Course detail

Fault Tolerant Systems

FIT-SODAcad. year: 2020/2021

Principles of fault tolerance, structures and techniques. Codes for control and correction of information. Cyclic codes, Fire codes, Galois fields, BCH and RS codes. Modelling, estimation and control of reliability. Fail-safe systems. Architecture of FT systems. Fault tolerance at VLSI level. Radiation safety and fault tolerance. Fault tolerance in computer units, memories, computer systems and communication networks. Fault tolerant and secure control systems. Distributed tolerant systems, fault tolerant software.

State doctoral exam - Final interview topics:

  1. Principe's, approaches and parameters of safe and fault tolerant systems.
  2. Parity codes, multidimensional parity codes, low-density parity codes, arithmentic codes, Raptor codes.
  3. Hamming codes, byte error correction codes, matrix notation of of coding and decoding.
  4. Cyclic codes, basic and fast CRC calculation.
  5. Galois finite field GF(n) construction, minimum  polynomials.
  6. Construction and applications of BCH and RS codes.
  7. Time redundancy, radiation tolerant circuits and systems.
  8. Fault tolerance in VLSI structures - memories and multiprocessors, reconfiguration, fault and error containment.
  9. Fault tolerance in communication systems.
  10. Software implemented fault tolerance, Byzantine agreement.

Learning outcomes of the course unit

Skills and approaches to building fault tolerance using hardware and codes. To research new techniques and their applications.

To get know a novel approaches to ensure availability and safety of technical means.

Prerequisites

Computer design and software tools.

Co-requisites

Not applicable.

Recommended optional programme components

Not applicable.

Recommended or required reading

Dubrova E.: Fault-Tolerant Design, Springer, 2013
Jang Y.: A Practical Guide to Error-Control Coding Using MATLAB, Artec House, 2010
Szefer J.: Principles of Secure Processor Architecture Design, Morgan & Claypool, 2019
Nicolaidis M.: Soft Errors in Modern Electronic Systems, Spribger, 2011
Shokrollahi A., Luby M.: Raptor Codes, NOW Publishers, 2011
Lin S. - Costello D.J.: Error Control Coding: Fundamentals and Applications, Prentice-Hall, Second Edition, 2004

Planned learning activities and teaching methods

Not applicable.

Assesment methods and criteria linked to learning outcomes

Project topic selection and systematic consultatiobs.
Additional sessions after cunsultations wuth the lecturer.

Exam prerequisites:
Project development, submission and presentation.

Language of instruction

Czech, English

Work placements

Not applicable.

Aims

To inform the students about different types of redundancy and its application for the design of computer systems being able to function correctly even under presence of faults and data errors. To give the students literary sources and principles of advanced topics in the area of fault and error tolerance for the choice of up-to-date research topics.

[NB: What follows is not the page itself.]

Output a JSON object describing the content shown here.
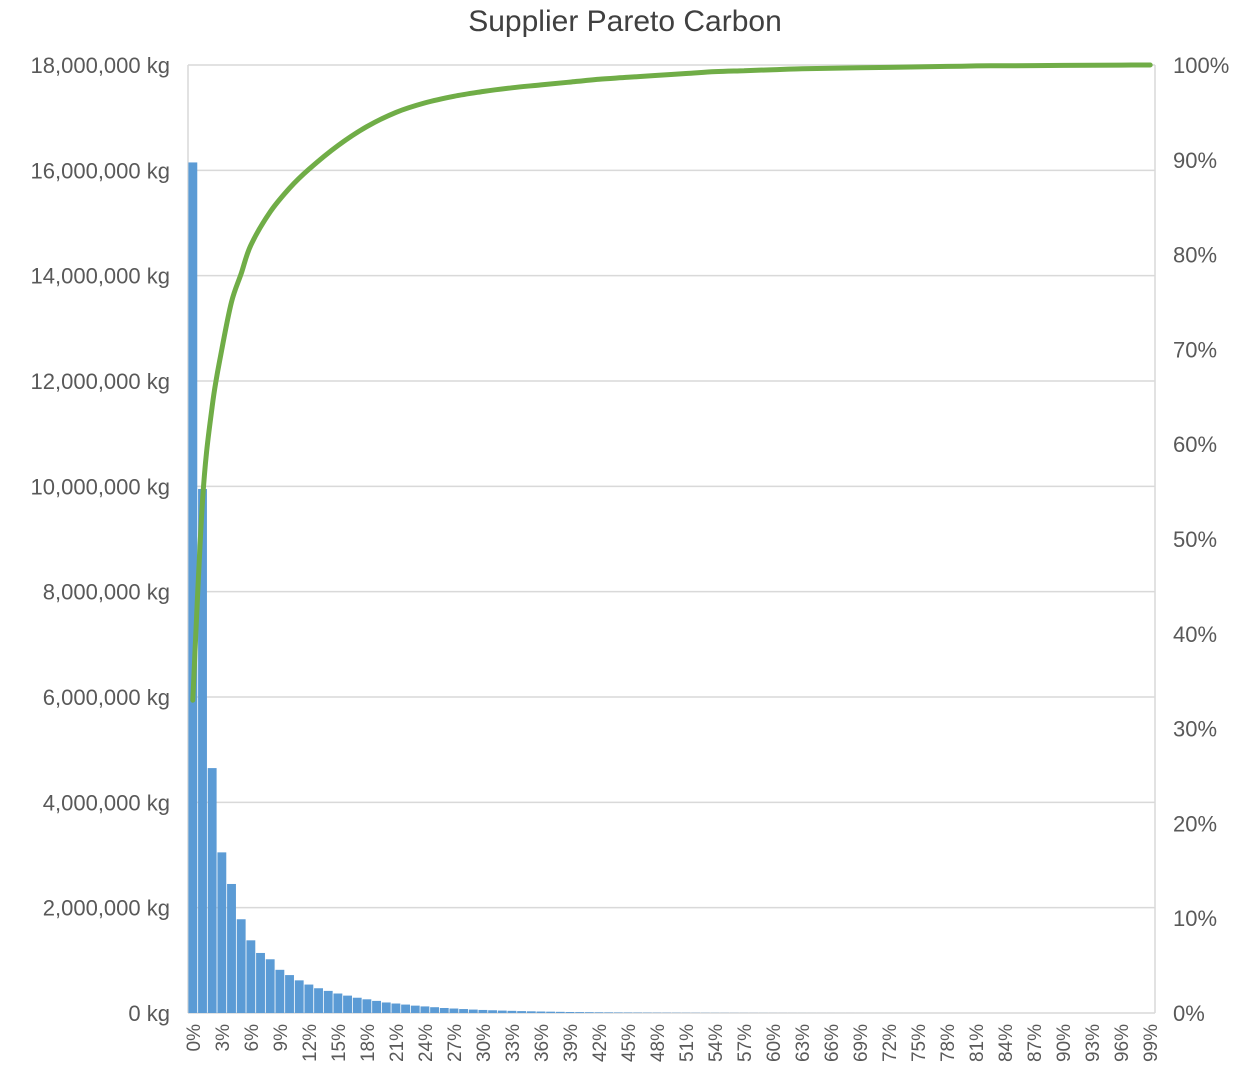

Specification of controlled education, way of implementation and compensation for absences

Final exam, project submission and presentation.

 

Classification of course in study plans

  • Programme VTI-DR-4 Doctoral

    branch DVI4 , any year of study, summer semester, 0 credits, elective

  • Programme VTI-DR-4 Doctoral

    branch DVI4 , any year of study, summer semester, 0 credits, elective

  • Programme VTI-DR-4 Doctoral

    branch DVI4 , any year of study, summer semester, 0 credits, elective

  • Programme VTI-DR-4 Doctoral

    branch DVI4 , any year of study, summer semester, 0 credits, elective

Type of course unit

 

Lecture

26 hours, optionally

Teacher / Lecturer

Syllabus

  • FT design methodology, structures and techniques.
  • Error control codes. Parity codes, multidimensional parity codes, arithmetic codes.
  • Residue codes, Hamming codes, sparse parity codes. Raptor codes.
  • Cyclic codes, Fire codes.
  • Galois fields GF(n) and their construction, BCH and Reed-Solomon codes, byte error detection.
  • Time redundancy, alternating logic.
  • Reliability modeling, combinatorial models, MIL-HDBK-217. Markov reliability models.
  • Safe systems.
  • FT architectures.
  • VLSI fault tolerance. Radiation fault tolerance. 
  • FT in computer units, in memorie, in computer and communication systems.
  • Fault tolerant and secure control systems.
  • Distributed FT systems.
  • Software implemented fault tolerance.

Guided consultation in combined form of studies

26 hours, optionally

Teacher / Lecturer

Project

13 hours, compulsory

Teacher / Lecturer

Syllabus

To precess the individual project assignment.